'Buzlar çözülmeden' ne olur?
Türkiye'nin hâline bakıp da Cevat Fehmi Başkut'un o ünlü eseri "Buzlar Çözülmeden"i hatırlamamak mümkün mü? Oyununu seyretmediyseniz kitabını okumuşsunuzdur, kitabını okumamışsanız filmini...
Türkiye'nin hâline bakıp da Cevat Fehmi Başkut'un o ünlü eseri "Buzlar Çözülmeden"i hatırlamamak mümkün mü? Oyununu seyretmediyseniz kitabını okumuşsunuzdur, kitabını okumamışsanız filmini görmüşsünüzdür. "Deli Deli Küpeli" adıyla da oynadı.
Cevat Fehmi Başkut (1905-1971) eserini 1965'te yazmıştı.

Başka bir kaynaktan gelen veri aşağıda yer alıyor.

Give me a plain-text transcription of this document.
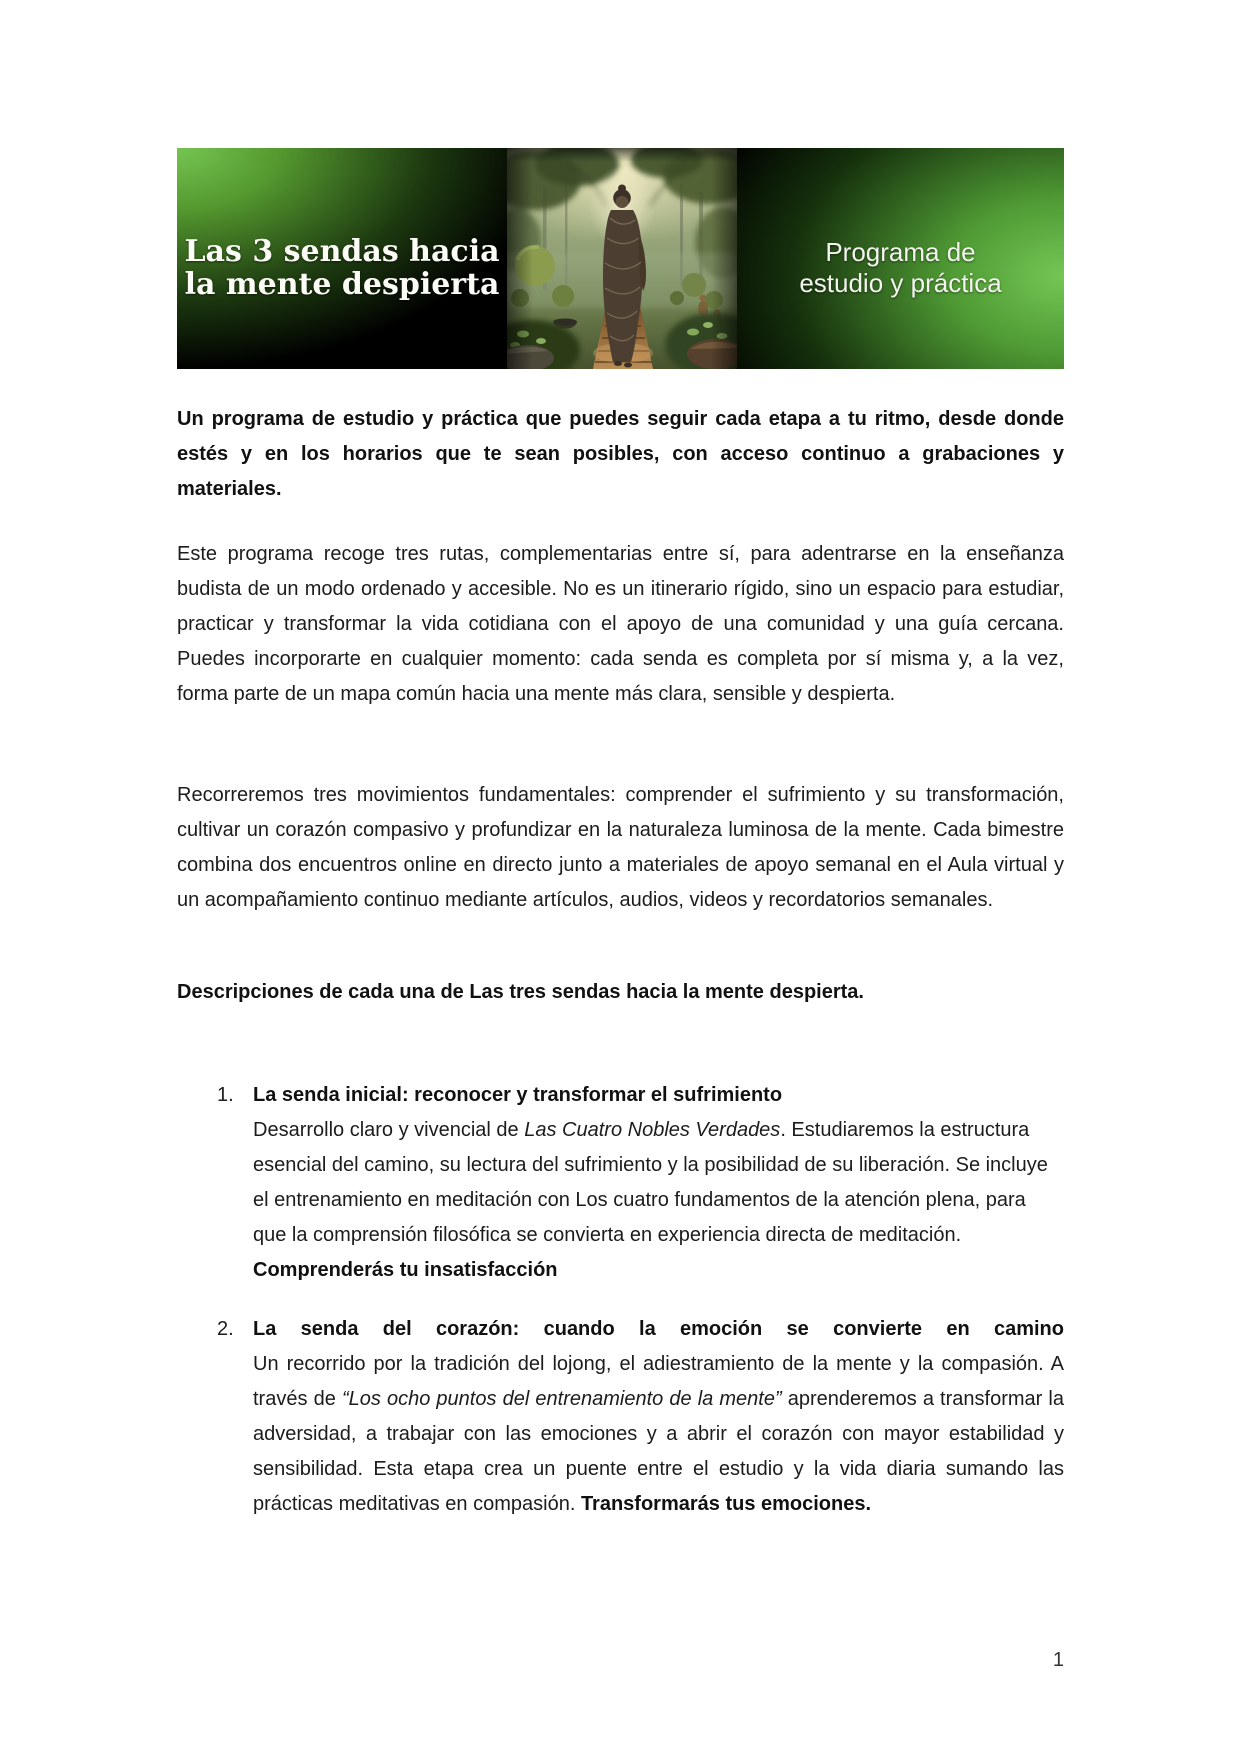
Las 3 sendas hacia
la mente despierta
Programa de
estudio y práctica

Un programa de estudio y práctica que puedes seguir cada etapa a tu ritmo, desde donde estés y en los horarios que te sean posibles, con acceso continuo a grabaciones y materiales.

Este programa recoge tres rutas, complementarias entre sí, para adentrarse en la enseñanza budista de un modo ordenado y accesible. No es un itinerario rígido, sino un espacio para estudiar, practicar y transformar la vida cotidiana con el apoyo de una comunidad y una guía cercana. Puedes incorporarte en cualquier momento: cada senda es completa por sí misma y, a la vez, forma parte de un mapa común hacia una mente más clara, sensible y despierta.

Recorreremos tres movimientos fundamentales: comprender el sufrimiento y su transformación, cultivar un corazón compasivo y profundizar en la naturaleza luminosa de la mente. Cada bimestre combina dos encuentros online en directo junto a materiales de apoyo semanal en el Aula virtual y un acompañamiento continuo mediante artículos, audios, videos y recordatorios semanales.

Descripciones de cada una de Las tres sendas hacia la mente despierta.
1. La senda inicial: reconocer y transformar el sufrimiento
Desarrollo claro y vivencial de Las Cuatro Nobles Verdades. Estudiaremos la estructura esencial del camino, su lectura del sufrimiento y la posibilidad de su liberación. Se incluye el entrenamiento en meditación con Los cuatro fundamentos de la atención plena, para que la comprensión filosófica se convierta en experiencia directa de meditación. Comprenderás tu insatisfacción
2. La senda del corazón: cuando la emoción se convierte en camino
Un recorrido por la tradición del lojong, el adiestramiento de la mente y la compasión. A través de “Los ocho puntos del entrenamiento de la mente” aprenderemos a transformar la adversidad, a trabajar con las emociones y a abrir el corazón con mayor estabilidad y sensibilidad. Esta etapa crea un puente entre el estudio y la vida diaria sumando las prácticas meditativas en compasión. Transformarás tus emociones.
1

Akıl hastanesinden kaçmış bir "deli"nin, dünyadan kopmuş bir ilçede kaymakamlık yapmasını anlatır. O "deli" buzlar eriyip yeni kaymakam gelene kadar halka kendisinin kaymakam olduğuna inandırmıştır.
Hakikaten, biz, "hastanın/hastaların" farkına varamadık mı?
Anayasa değişikliği, olağan olmayan şartlarda TBMM'den geçirildi. Yine olağan olmayan şartlarda referanduma götürülüyor. Bütün mesele "buzlar çözülmeden", kimse uyanmadan ülkenin Saddamlaştırılması! Saddamlaştırmaya destek, alternatif olması gerekirken, koltuğunu korumak için bir başka partinin kanatları altına sığınan birinden geliyor.
MHP üzerine yazma yetkisini kitaplarıyla ispat eden İkbal Vurucu'nun değerlendirmesine devam ediyorum. Kim ne söyleyecekse şimdiden söylemelidir. Sonra sesi kesilebilir.
İkbal Vurucu, "beka meselesi"ni vurgulayarak şöyle diyor:
"Bir asra yakın bir dönemdir varlığını sürdüren Türkiye Cumhuriyeti'nin bir beka sorunu yaşadığı ilk defa en üst düzeyde Davutoğlu'ndan Başbakanlığı döneminde ve sonra Sayın Cumhurbaşkanı Erdoğan'dan duyuldu. Bu söylem Binali Yıldırım'da bir adım daha ileri gitti ve Başkanlık gelmezse Türkiye'nin bölüneceği, açıkça dillendirildi.
İşte Devlet Bey'in AKP'ye karşı ödediği bedel de bu noktada ortaya çıkıyor. Bizim burada sormamız gereken devlete beka sorunu yaşatan bir iktidara karşı neden demokratik yollarla mücadele edilmeyip de Başkanlık yolunun açıldığıdır? Siyasette muhalefet partisi demek iktidara alternatif olmak demektir.